Segundo o vice-presidente do PL, deputado Capitão Augusto (SP), Bolsonaro chega para coordenar a oposição. “Temos o desafio de reestruturar a direita e a ala conservadora do País, e ele é o mais indicado para conduzir esse trabalho agora. Acredito que Bolsonaro e Michelle farão tudo de melhor pelo partido e devem ajudar muito no nosso crescimento, seja por engajamento ou pelo número de filiações”, disse ele à ISTOÉ.

Salário e mansão

O PL quer empossar Bolsonaro como Presidente de Honra do partido já na próxima semana. No cargo, ele receberá um salário de R$ 39,2 mil, equivalente ao teto salarial do serviço público – é o que ganha um ministro do STF. A remuneração se somará às aposentadorias da Câmara e do Exército, o que lhe renderá valor mensal de quase R$ 100 mil. Como presidente do PL Mulher, Michelle terá salário compatível ao de um deputado federal (em torno de R$ 33,7 mil). Ainda não há, porém, uma agenda definida para o casal. Sabe-se apenas que terão uma vida confortável na capital federal.

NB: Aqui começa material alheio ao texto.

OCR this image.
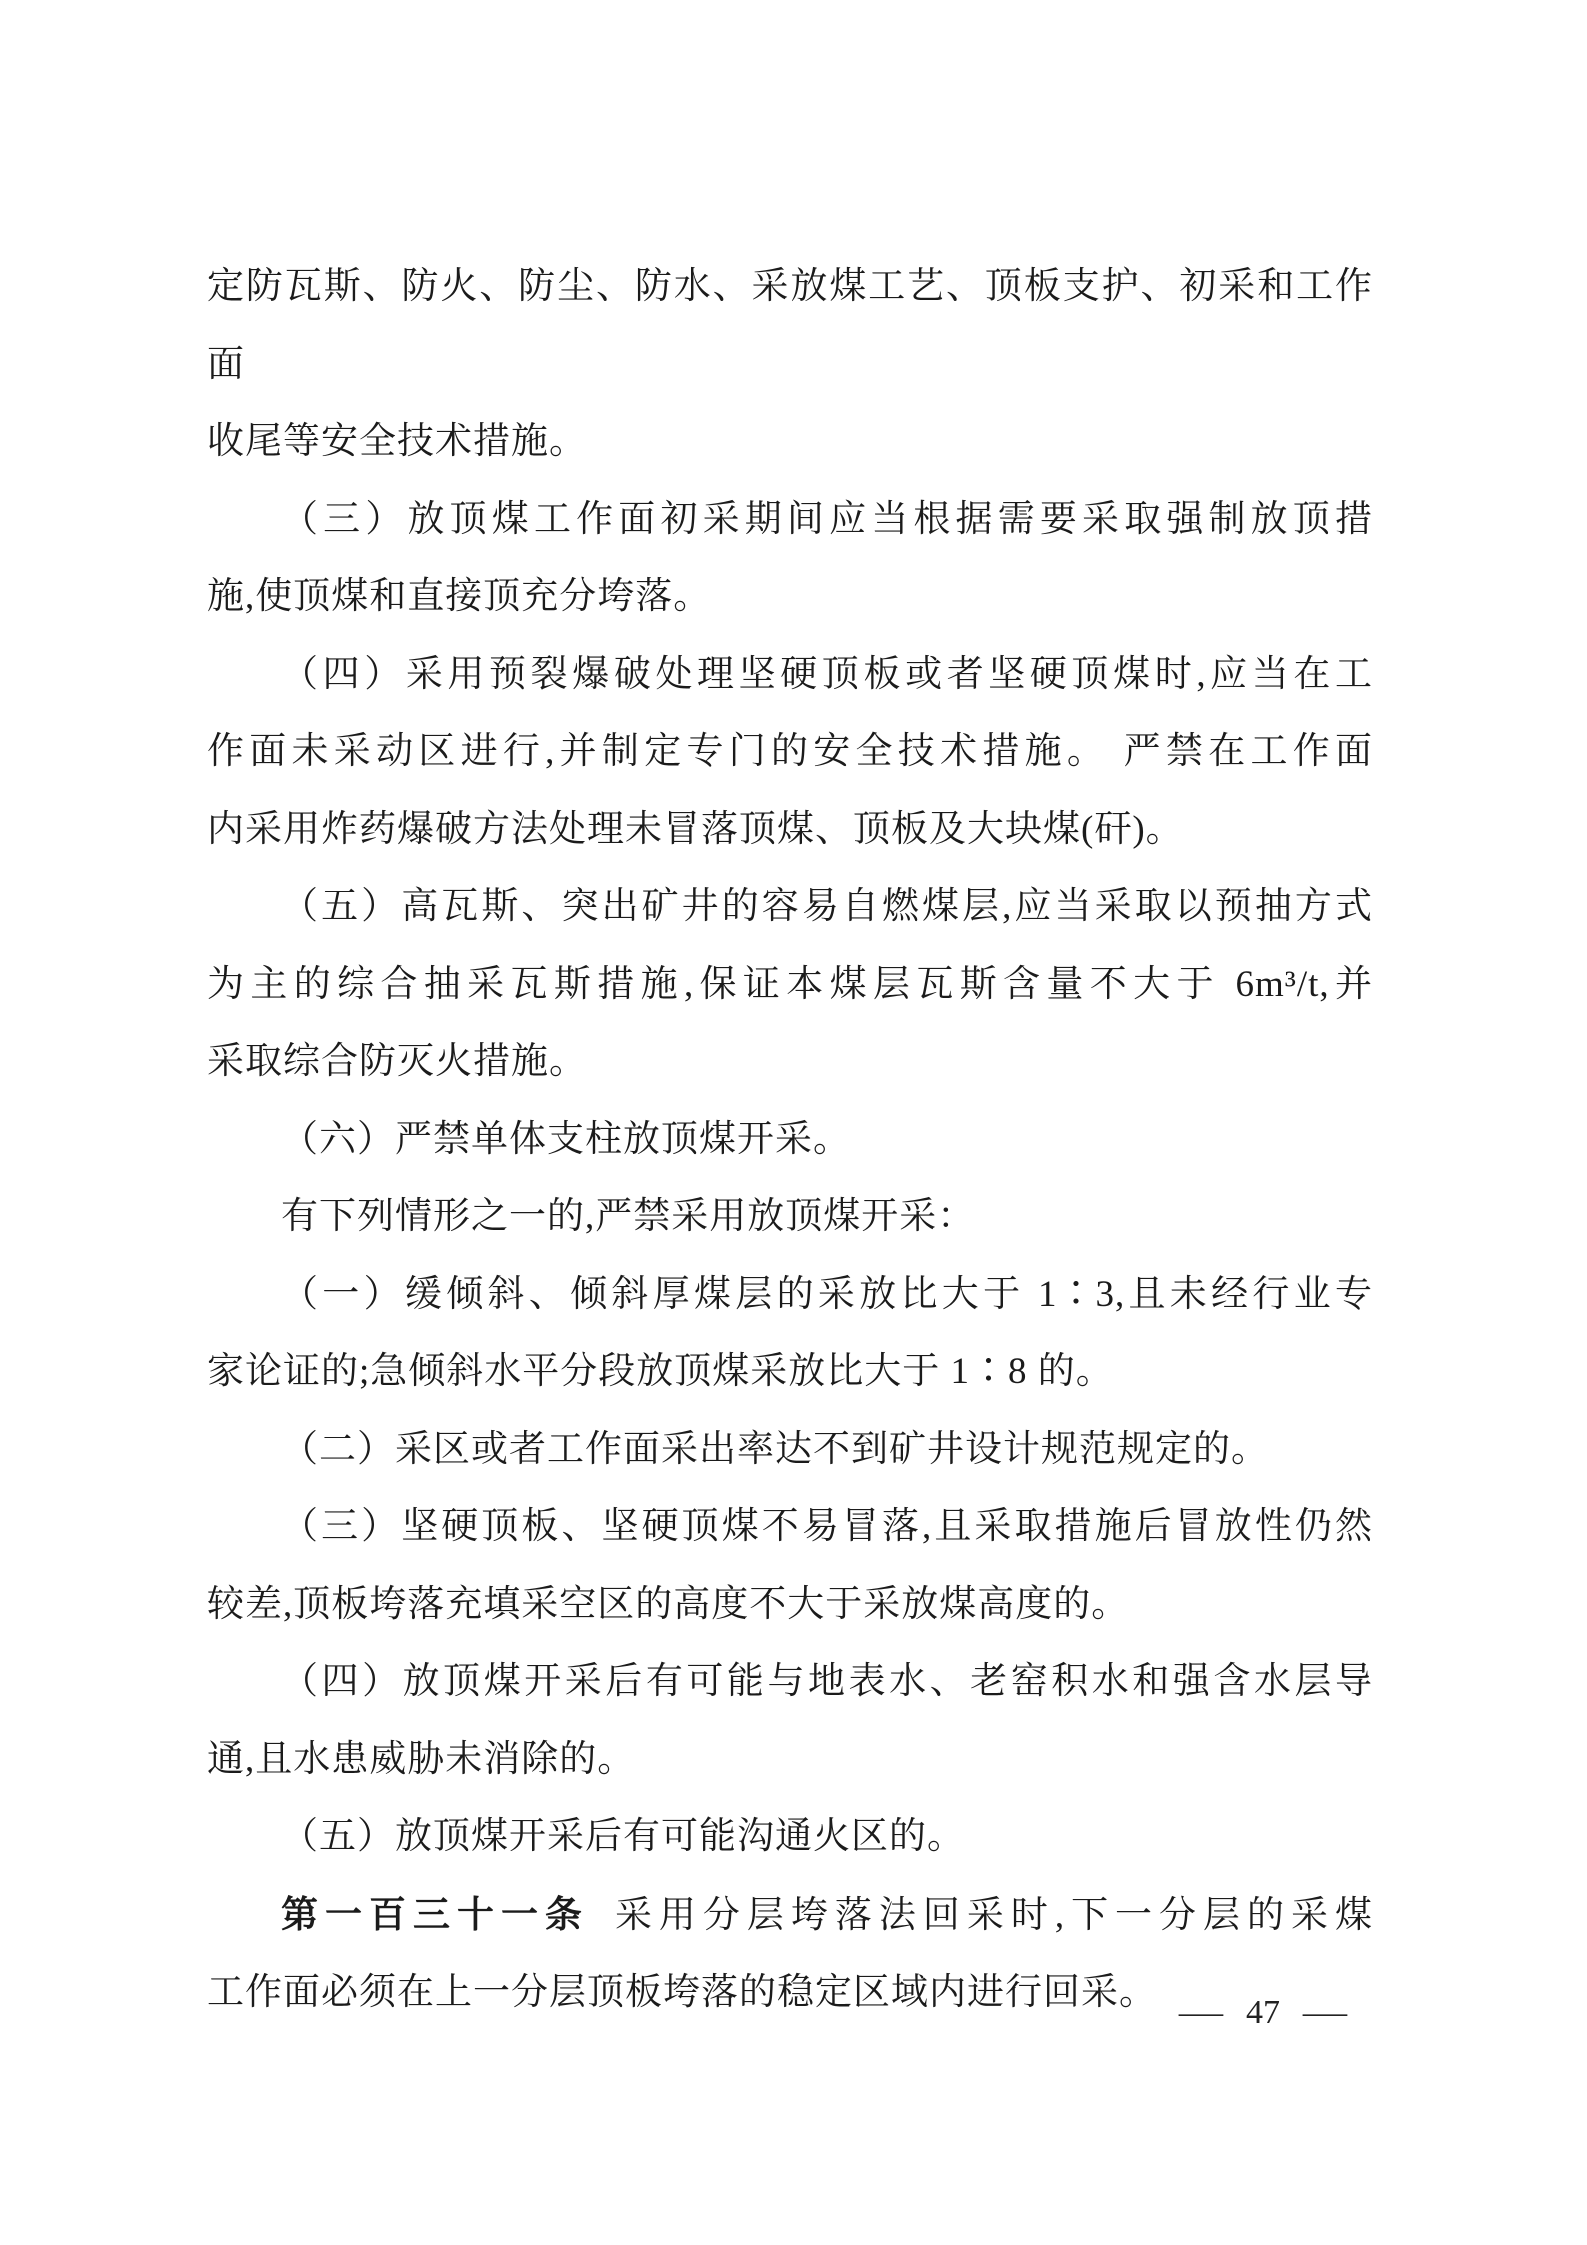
定防瓦斯、防火、防尘、防水、采放煤工艺、顶板支护、初采和工作面
收尾等安全技术措施。
（三）放顶煤工作面初采期间应当根据需要采取强制放顶措
施,使顶煤和直接顶充分垮落。
（四）采用预裂爆破处理坚硬顶板或者坚硬顶煤时,应当在工
作面未采动区进行,并制定专门的安全技术措施。 严禁在工作面
内采用炸药爆破方法处理未冒落顶煤、顶板及大块煤(矸)。
（五）高瓦斯、突出矿井的容易自燃煤层,应当采取以预抽方式
为主的综合抽采瓦斯措施,保证本煤层瓦斯含量不大于 6m³/t,并
采取综合防灭火措施。
（六）严禁单体支柱放顶煤开采。
有下列情形之一的,严禁采用放顶煤开采：
（一）缓倾斜、倾斜厚煤层的采放比大于 1∶3,且未经行业专
家论证的;急倾斜水平分段放顶煤采放比大于 1∶8 的。
（二）采区或者工作面采出率达不到矿井设计规范规定的。
（三）坚硬顶板、坚硬顶煤不易冒落,且采取措施后冒放性仍然
较差,顶板垮落充填采空区的高度不大于采放煤高度的。
（四）放顶煤开采后有可能与地表水、老窑积水和强含水层导
通,且水患威胁未消除的。
（五）放顶煤开采后有可能沟通火区的。
第一百三十一条 采用分层垮落法回采时,下一分层的采煤
工作面必须在上一分层顶板垮落的稳定区域内进行回采。 — 47 —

Michelle e Bolsonaro vão morar em uma mansão localizada em condomínio fechado, no Jardim Botânico. O imóvel fica a 12 quilômetros do Palácio da Alvorada, onde viveram por quatro anos, e possui 400 metros quadrados de área construída. O aluguel não deve sair por menos de R$ 12 mil. Semana passada, a casa recebeu reforço na segurança, inclusive com vigilantes armados. O local possui áreas de lazer, com quadras poliesportivas e rondas 24 horas, além de espaço gourmet, salão de festas e de jogos. Já era ocupado por Michelle e as duas filhas desde fevereiro e está a 160 metros da fazenda do ex-piloto de Fórmula 1 Nelson Piquet. O local era utilizado pelo casal para guardar pertences pessoais e presentes recebidos ao longo do mandato, incluindo as joias sauditas investigadas pela PF.